Definition
A cockpit instrument that combines a heading indicator with a course deviation indicator on a single display. It shows the aircraft's current magnetic heading along with its position relative to a selected navigation course, presenting both pieces of information in one integrated picture.
Plain English
An instrument that shows you which way the aircraft is pointing and, at the same time, whether you are left, right, or on the navigation course you have chosen to follow.
Context Anchor
Seen on the instrument panel during navigation, instrument flying, and maintenance checks of navigation displays.
Derivation
Horizontal because the display represents the view looking down on the aircraft from above (a top-down, horizontal-plane picture).
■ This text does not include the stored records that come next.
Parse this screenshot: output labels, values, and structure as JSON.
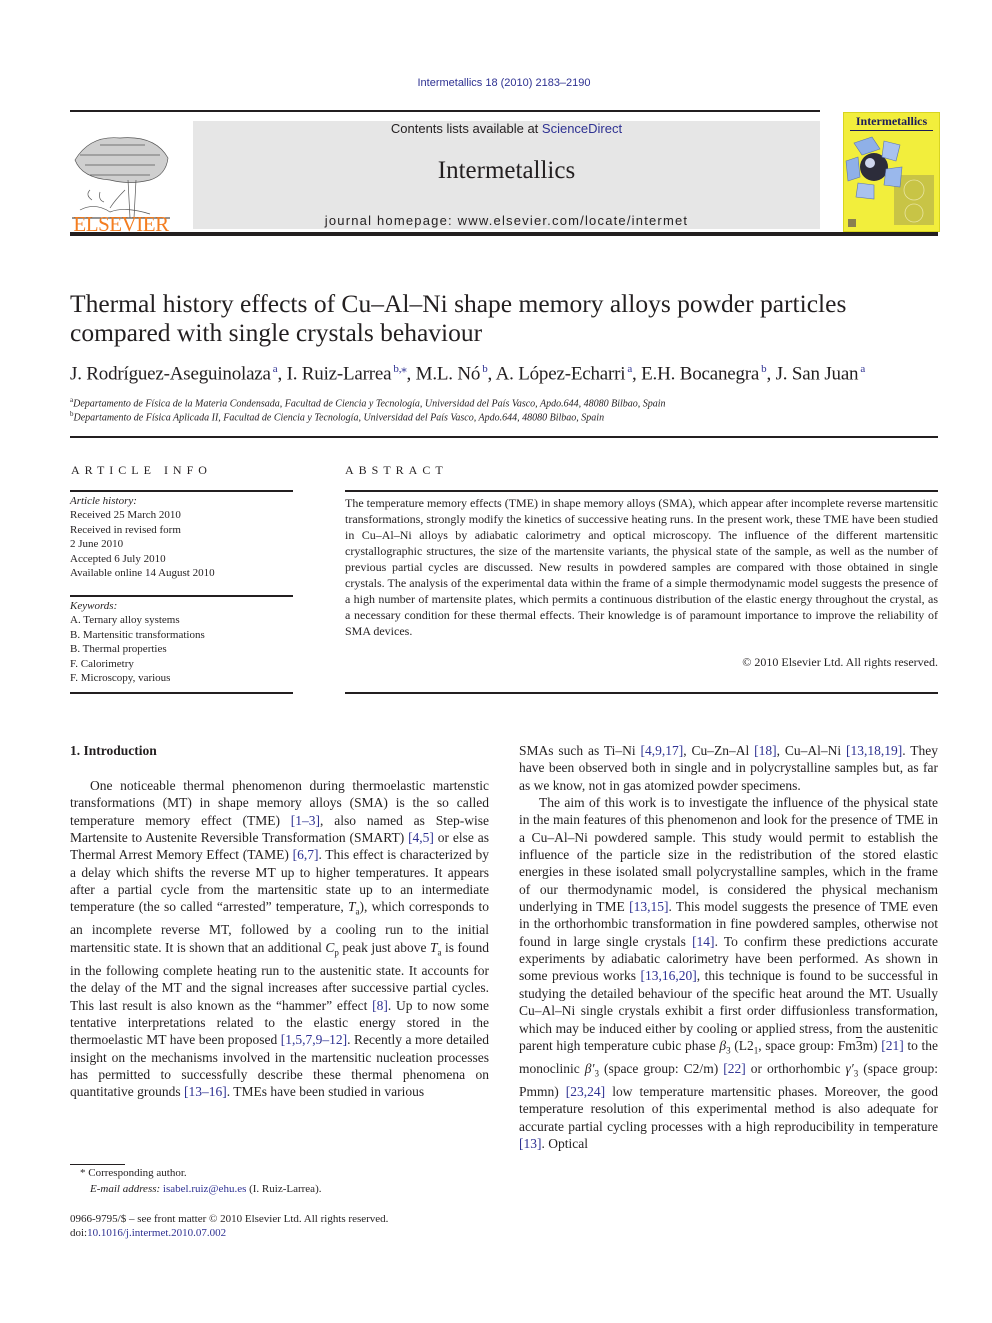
{
  "header": {
    "journal_ref": "Intermetallics 18 (2010) 2183–2190",
    "contents_prefix": "Contents lists available at ",
    "contents_link": "ScienceDirect",
    "journal_name": "Intermetallics",
    "homepage": "journal homepage: www.elsevier.com/locate/intermet",
    "publisher_logo_text": "ELSEVIER",
    "cover_title": "Intermetallics",
    "colors": {
      "publisher_orange": "#f47d1f",
      "link_blue": "#2e3192",
      "masthead_gray": "#e6e6e6",
      "cover_yellow": "#f2ee3c"
    }
  },
  "article": {
    "title_line1": "Thermal history effects of Cu–Al–Ni shape memory alloys powder particles",
    "title_line2": "compared with single crystals behaviour",
    "authors": [
      {
        "name": "J. Rodríguez-Aseguinolaza",
        "affil": "a"
      },
      {
        "name": "I. Ruiz-Larrea",
        "affil": "b,⁎"
      },
      {
        "name": "M.L. Nó",
        "affil": "b"
      },
      {
        "name": "A. López-Echarri",
        "affil": "a"
      },
      {
        "name": "E.H. Bocanegra",
        "affil": "b"
      },
      {
        "name": "J. San Juan",
        "affil": "a"
      }
    ],
    "affiliations": [
      {
        "key": "a",
        "text": "Departamento de Física de la Materia Condensada, Facultad de Ciencia y Tecnología, Universidad del País Vasco, Apdo.644, 48080 Bilbao, Spain"
      },
      {
        "key": "b",
        "text": "Departamento de Física Aplicada II, Facultad de Ciencia y Tecnología, Universidad del País Vasco, Apdo.644, 48080 Bilbao, Spain"
      }
    ]
  },
  "article_info": {
    "heading": "ARTICLE INFO",
    "history_label": "Article history:",
    "history": [
      "Received 25 March 2010",
      "Received in revised form",
      "2 June 2010",
      "Accepted 6 July 2010",
      "Available online 14 August 2010"
    ],
    "keywords_label": "Keywords:",
    "keywords": [
      "A. Ternary alloy systems",
      "B. Martensitic transformations",
      "B. Thermal properties",
      "F. Calorimetry",
      "F. Microscopy, various"
    ]
  },
  "abstract": {
    "heading": "ABSTRACT",
    "text": "The temperature memory effects (TME) in shape memory alloys (SMA), which appear after incomplete reverse martensitic transformations, strongly modify the kinetics of successive heating runs. In the present work, these TME have been studied in Cu–Al–Ni alloys by adiabatic calorimetry and optical microscopy. The influence of the different martensitic crystallographic structures, the size of the martensite variants, the physical state of the sample, as well as the number of previous partial cycles are discussed. New results in powdered samples are compared with those obtained in single crystals. The analysis of the experimental data within the frame of a simple thermodynamic model suggests the presence of a high number of martensite plates, which permits a continuous distribution of the elastic energy throughout the crystal, as a necessary condition for these thermal effects. Their knowledge is of paramount importance to improve the reliability of SMA devices.",
    "copyright": "© 2010 Elsevier Ltd. All rights reserved."
  },
  "body": {
    "section_heading": "1.  Introduction",
    "left_column": [
      {
        "t": "One noticeable thermal phenomenon during thermoelastic martenstic transformations (MT) in shape memory alloys (SMA) is the so called temperature memory effect (TME) "
      },
      {
        "r": "[1–3]"
      },
      {
        "t": ", also named as Step-wise Martensite to Austenite Reversible Transformation (SMART) "
      },
      {
        "r": "[4,5]"
      },
      {
        "t": " or else as Thermal Arrest Memory Effect (TAME) "
      },
      {
        "r": "[6,7]"
      },
      {
        "t": ". This effect is characterized by a delay which shifts the reverse MT up to higher temperatures. It appears after a partial cycle from the martensitic state up to an intermediate temperature (the so called “arrested” temperature, "
      },
      {
        "i": "T",
        "s": "a"
      },
      {
        "t": "), which corresponds to an incomplete reverse MT, followed by a cooling run to the initial martensitic state. It is shown that an additional "
      },
      {
        "i": "C",
        "s": "p"
      },
      {
        "t": " peak just above "
      },
      {
        "i": "T",
        "s": "a"
      },
      {
        "t": " is found in the following complete heating run to the austenitic state. It accounts for the delay of the MT and the signal increases after successive partial cycles. This last result is also known as the “hammer” effect "
      },
      {
        "r": "[8]"
      },
      {
        "t": ". Up to now some tentative interpretations related to the elastic energy stored in the thermoelastic MT have been proposed "
      },
      {
        "r": "[1,5,7,9–12]"
      },
      {
        "t": ". Recently a more detailed insight on the mechanisms involved in the martensitic nucleation processes has permitted to successfully describe these thermal phenomena on quantitative grounds "
      },
      {
        "r": "[13–16]"
      },
      {
        "t": ". TMEs have been studied in various"
      }
    ],
    "right_column_p1": [
      {
        "t": "SMAs such as Ti–Ni "
      },
      {
        "r": "[4,9,17]"
      },
      {
        "t": ", Cu–Zn–Al "
      },
      {
        "r": "[18]"
      },
      {
        "t": ", Cu–Al–Ni "
      },
      {
        "r": "[13,18,19]"
      },
      {
        "t": ". They have been observed both in single and in polycrystalline samples but, as far as we know, not in gas atomized powder specimens."
      }
    ],
    "right_column_p2": [
      {
        "t": "The aim of this work is to investigate the influence of the physical state in the main features of this phenomenon and look for the presence of TME in a Cu–Al–Ni powdered sample. This study would permit to establish the influence of the particle size in the redistribution of the stored elastic energies in these isolated small polycrystalline samples, which in the frame of our thermodynamic model, is considered the physical mechanism underlying in TME "
      },
      {
        "r": "[13,15]"
      },
      {
        "t": ". This model suggests the presence of TME even in the orthorhombic transformation in fine powdered samples, otherwise not found in large single crystals "
      },
      {
        "r": "[14]"
      },
      {
        "t": ". To confirm these predictions accurate experiments by adiabatic calorimetry have been performed. As shown in some previous works "
      },
      {
        "r": "[13,16,20]"
      },
      {
        "t": ", this technique is found to be successful in studying the detailed behaviour of the specific heat around the MT. Usually Cu–Al–Ni single crystals exhibit a first order diffusionless transformation, which may be induced either by cooling or applied stress, from the austenitic parent high temperature cubic phase "
      },
      {
        "i": "β",
        "s": "3"
      },
      {
        "t": " (L2"
      },
      {
        "sub": "1"
      },
      {
        "t": ", space group: Fm"
      },
      {
        "over": "3"
      },
      {
        "t": "m) "
      },
      {
        "r": "[21]"
      },
      {
        "t": " to the monoclinic "
      },
      {
        "i": "β′",
        "s": "3"
      },
      {
        "t": " (space group: C2/m) "
      },
      {
        "r": "[22]"
      },
      {
        "t": " or orthorhombic "
      },
      {
        "i": "γ′",
        "s": "3"
      },
      {
        "t": " (space group: Pmmn) "
      },
      {
        "r": "[23,24]"
      },
      {
        "t": " low temperature martensitic phases. Moreover, the good temperature resolution of this experimental method is also adequate for accurate partial cycling processes with a high reproducibility in temperature "
      },
      {
        "r": "[13]"
      },
      {
        "t": ". Optical"
      }
    ]
  },
  "footnotes": {
    "corresponding_marker": "*",
    "corresponding_text": "Corresponding author.",
    "email_label": "E-mail address:",
    "email": "isabel.ruiz@ehu.es",
    "email_suffix": " (I. Ruiz-Larrea).",
    "issn_line": "0966-9795/$ – see front matter © 2010 Elsevier Ltd. All rights reserved.",
    "doi_label": "doi:",
    "doi": "10.1016/j.intermet.2010.07.002"
  }
}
Situation because it tells the pilot the aircraft's situation relative to a course and a heading, all in one place.
Why Pilots Care
Allows the pilot to maintain accurate course tracking and situational awareness by consolidating multiple pieces of navigation information in one place.
Intuition Check
Do not read “horizontal” as meaning the airplane must be flying level. Here it means the instrument presents the navigation situation in a top-down, map-like way.
Example Sentence 1
The pilot scanned the HSI to confirm the aircraft was tracking the centerline of the approach course.
Example Sentence 2
As the airplane turned onto final approach, the HSI localizer needle centered smoothly.